25.02.2018
Postado por Mariana Moretti
Eu percorria a lenta estrada com os olhos amarrados à janela do carro, já úmida de minha respiração tão próxima. Ainda assim, eu estava distante: queria entrar no coração da paisagem para não deixá-la nunca mais. As esguias e contorcidas árvores denunciavam a condição de um cenário digno de uma tela surrealista, desde que pincelado com tinta seca. Tinta marrom. Tinta bege arenosa. Tinta vermelha de sangue quente, sangue nordestino e muito brasileiro. Quadro de natureza viva eram os imponentes juazeiros e as flores de mandacaru durante as noites solitárias da caatinga, entre as andanças de preás e suçuaranas. Esses resquícios de luta e resistência! E quem foi que falou em seca? Nessa estrada tupiniquim, erguida no coração do Nordeste, havia fartura de inspiração dos pés à cabeça.
Tem gente que escreve a história usando as mãos. E tem gente que escreve história com os pés.

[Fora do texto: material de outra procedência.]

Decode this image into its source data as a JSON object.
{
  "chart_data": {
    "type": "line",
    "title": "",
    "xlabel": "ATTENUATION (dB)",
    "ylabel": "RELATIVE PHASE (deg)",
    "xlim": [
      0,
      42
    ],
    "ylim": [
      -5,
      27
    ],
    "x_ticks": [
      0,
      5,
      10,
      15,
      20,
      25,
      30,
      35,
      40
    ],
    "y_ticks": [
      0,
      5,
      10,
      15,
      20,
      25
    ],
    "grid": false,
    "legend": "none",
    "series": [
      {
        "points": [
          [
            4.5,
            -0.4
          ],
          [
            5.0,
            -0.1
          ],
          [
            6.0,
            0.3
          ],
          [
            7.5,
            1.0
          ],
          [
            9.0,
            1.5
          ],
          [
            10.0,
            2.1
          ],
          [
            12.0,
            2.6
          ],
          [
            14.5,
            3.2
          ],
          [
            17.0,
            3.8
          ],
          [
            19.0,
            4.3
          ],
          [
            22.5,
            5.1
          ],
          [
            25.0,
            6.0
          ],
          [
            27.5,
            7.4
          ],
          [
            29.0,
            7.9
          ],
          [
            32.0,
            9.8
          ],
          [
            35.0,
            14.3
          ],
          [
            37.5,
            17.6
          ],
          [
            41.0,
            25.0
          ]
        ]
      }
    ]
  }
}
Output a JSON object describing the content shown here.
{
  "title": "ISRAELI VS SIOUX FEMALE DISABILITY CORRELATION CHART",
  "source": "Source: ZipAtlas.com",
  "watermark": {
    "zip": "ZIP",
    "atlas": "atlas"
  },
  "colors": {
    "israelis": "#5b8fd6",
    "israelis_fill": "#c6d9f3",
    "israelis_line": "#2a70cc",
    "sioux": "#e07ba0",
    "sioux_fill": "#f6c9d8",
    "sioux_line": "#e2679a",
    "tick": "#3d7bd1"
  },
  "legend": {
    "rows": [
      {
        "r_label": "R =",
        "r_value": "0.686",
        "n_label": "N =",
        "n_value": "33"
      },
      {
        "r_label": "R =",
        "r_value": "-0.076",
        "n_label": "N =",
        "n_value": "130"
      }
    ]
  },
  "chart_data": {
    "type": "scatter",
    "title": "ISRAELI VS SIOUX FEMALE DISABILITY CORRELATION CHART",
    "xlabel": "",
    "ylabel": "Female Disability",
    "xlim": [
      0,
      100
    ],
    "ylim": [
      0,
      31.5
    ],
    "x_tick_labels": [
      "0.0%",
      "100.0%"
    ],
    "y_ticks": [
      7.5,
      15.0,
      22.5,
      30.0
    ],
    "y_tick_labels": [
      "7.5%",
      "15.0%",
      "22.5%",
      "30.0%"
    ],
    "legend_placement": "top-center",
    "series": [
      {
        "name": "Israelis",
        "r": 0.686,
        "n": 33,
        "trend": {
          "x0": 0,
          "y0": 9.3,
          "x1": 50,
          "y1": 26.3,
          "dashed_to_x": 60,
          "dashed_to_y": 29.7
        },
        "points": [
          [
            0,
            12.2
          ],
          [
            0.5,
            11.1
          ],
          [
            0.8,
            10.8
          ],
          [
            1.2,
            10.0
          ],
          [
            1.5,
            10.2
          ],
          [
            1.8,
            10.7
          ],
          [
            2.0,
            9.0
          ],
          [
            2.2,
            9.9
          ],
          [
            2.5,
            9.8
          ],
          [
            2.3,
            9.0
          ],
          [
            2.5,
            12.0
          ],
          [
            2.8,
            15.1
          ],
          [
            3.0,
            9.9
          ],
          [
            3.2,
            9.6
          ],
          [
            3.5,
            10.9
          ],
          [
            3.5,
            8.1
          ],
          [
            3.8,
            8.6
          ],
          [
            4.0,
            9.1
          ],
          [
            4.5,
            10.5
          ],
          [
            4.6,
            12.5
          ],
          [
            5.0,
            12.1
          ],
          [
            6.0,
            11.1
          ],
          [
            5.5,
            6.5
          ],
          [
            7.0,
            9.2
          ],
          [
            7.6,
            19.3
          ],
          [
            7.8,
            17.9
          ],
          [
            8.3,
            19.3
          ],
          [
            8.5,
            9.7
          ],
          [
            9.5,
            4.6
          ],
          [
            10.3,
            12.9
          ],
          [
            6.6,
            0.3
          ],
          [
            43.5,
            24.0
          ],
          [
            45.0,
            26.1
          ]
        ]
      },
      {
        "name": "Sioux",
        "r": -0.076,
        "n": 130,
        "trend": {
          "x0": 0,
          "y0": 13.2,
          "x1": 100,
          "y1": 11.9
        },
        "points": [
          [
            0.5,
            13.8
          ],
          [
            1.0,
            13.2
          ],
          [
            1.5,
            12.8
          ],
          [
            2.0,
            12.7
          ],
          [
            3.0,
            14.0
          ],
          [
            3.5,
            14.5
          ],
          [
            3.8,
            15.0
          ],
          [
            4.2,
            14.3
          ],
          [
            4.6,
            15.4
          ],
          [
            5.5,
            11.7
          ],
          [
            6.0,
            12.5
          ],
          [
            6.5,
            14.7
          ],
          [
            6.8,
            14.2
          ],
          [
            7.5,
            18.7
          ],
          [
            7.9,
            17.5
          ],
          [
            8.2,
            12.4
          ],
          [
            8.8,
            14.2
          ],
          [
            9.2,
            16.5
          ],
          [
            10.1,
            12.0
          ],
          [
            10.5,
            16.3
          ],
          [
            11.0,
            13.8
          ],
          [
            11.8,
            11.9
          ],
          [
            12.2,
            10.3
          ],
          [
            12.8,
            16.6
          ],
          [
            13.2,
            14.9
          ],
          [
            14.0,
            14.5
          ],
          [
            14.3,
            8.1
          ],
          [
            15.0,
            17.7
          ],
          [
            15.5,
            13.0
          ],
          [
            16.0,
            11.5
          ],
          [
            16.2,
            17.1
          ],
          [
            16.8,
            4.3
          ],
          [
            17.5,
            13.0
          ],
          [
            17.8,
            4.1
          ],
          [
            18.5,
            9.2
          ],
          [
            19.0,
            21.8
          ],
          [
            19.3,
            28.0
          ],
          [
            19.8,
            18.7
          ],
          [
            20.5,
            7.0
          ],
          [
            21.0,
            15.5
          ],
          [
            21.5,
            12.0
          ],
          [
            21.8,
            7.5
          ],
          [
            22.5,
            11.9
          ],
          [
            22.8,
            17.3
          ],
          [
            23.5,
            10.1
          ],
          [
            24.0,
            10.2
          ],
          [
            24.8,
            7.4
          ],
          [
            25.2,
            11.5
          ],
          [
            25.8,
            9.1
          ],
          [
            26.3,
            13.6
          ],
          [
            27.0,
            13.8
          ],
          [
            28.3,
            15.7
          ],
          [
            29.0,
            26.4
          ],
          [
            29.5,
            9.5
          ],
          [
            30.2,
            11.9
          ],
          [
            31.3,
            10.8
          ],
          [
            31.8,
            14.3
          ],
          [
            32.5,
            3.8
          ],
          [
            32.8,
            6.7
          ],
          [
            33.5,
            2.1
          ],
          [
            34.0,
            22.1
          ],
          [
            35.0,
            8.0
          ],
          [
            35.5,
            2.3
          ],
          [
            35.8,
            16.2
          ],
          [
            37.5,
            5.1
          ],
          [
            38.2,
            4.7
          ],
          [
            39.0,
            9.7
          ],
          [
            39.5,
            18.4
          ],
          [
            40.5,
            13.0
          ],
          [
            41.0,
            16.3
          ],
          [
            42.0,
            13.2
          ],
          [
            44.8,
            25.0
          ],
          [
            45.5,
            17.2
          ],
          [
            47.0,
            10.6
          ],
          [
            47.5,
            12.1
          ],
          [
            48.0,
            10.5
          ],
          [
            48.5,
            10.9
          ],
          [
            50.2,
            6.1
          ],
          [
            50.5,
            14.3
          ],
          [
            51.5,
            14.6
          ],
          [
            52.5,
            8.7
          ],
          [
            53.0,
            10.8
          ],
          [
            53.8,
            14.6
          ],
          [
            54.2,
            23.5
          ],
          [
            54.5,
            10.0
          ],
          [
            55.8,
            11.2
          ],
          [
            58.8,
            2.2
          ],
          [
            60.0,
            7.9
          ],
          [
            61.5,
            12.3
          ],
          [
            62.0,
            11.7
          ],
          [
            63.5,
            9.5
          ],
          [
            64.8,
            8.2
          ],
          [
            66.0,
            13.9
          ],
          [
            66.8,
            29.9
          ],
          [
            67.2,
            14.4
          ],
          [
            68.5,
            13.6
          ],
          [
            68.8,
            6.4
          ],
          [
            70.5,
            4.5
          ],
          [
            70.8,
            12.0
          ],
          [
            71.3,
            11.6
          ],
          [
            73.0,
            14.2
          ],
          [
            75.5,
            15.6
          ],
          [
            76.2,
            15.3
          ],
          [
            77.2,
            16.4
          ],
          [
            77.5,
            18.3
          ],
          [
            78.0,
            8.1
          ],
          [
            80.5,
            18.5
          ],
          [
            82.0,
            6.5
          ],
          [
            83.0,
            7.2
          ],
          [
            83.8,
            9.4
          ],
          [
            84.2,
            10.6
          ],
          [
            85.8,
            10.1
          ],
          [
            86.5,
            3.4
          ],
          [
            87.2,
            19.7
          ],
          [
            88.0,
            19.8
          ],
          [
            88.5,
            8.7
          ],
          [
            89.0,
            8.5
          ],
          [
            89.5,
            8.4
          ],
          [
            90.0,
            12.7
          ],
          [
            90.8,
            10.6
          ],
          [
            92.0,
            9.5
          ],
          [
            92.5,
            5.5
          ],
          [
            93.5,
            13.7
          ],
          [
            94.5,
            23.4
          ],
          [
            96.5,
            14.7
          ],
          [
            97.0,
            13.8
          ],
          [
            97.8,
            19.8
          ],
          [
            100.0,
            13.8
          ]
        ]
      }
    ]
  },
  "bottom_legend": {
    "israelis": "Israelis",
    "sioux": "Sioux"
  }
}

Enquanto mirava a paisagem que se repetia na janela do carro, eu achava beleza nas trivialidades da vida. Lembrei-me. O estado era o Alagoas e a data era 27 de outubro de 1892, isso quando ele nascia pra entrar pra história com a nobre missão de levar a caatinga ao conhecimento do mundo. Eu também, nascido aos vinte e sete dias, mas do mês de janeiro, anos mais tarde, mais precisamente quando começaram a abrir estradas a torto e direito pelo país, como essa que percorro nesse exato momento. Que beleza era a coincidência, essa tempestade pós-estiagem, esse fertilizante quase divino da realidade. Os mesmos 27 dias, o mesmo Alagoas, ele com as mãos, eu com os pés. Não muito longe dali, daquela estrada de linhas tortas, começavam as andanças da mulher que ganharia o mundo com seus pés – e não como retirante. Como personagem de um cordel, sua história é também poesia.
Que rico é o solo de meu Alagoas.
Chego a Maceió depois de mais algum tempo de estrada, ou Maceió que chega até mim depois de percorrer toda a transição de minha paisagem surrealista. Antes de entrar no Trapichão, uma parada quase contemplativa para anteceder um momento tão alegre quanto nostálgico – ver o Tricolor Paulista em campo. A arquibancada era o destino final dessa empreitada e toda a viagem até então era fruto de uma embriaguez que a própria caatinga me proporcionava. O jogo era naquela noite e não há Paris nem lugar algum no mundo como a nossa casa. O melhor lugar do mundo é aqui e agora, já disse alguém em algum lugar. Antes do jogo, o ritual:
– Vê um danone, faz favor!
Nota da autora: Há três personagens reais ocultos nessa breve crônica fictícia – e um tanto descabida. Se o leitor e leitora também acham graça nas trivialidades da vida, o desafio é desvendar as identidades aqui presentes. Caso não sejam admiradores de tal gracejo infame como o proposto, me empenho e trago mais realidade ao próximo escrito.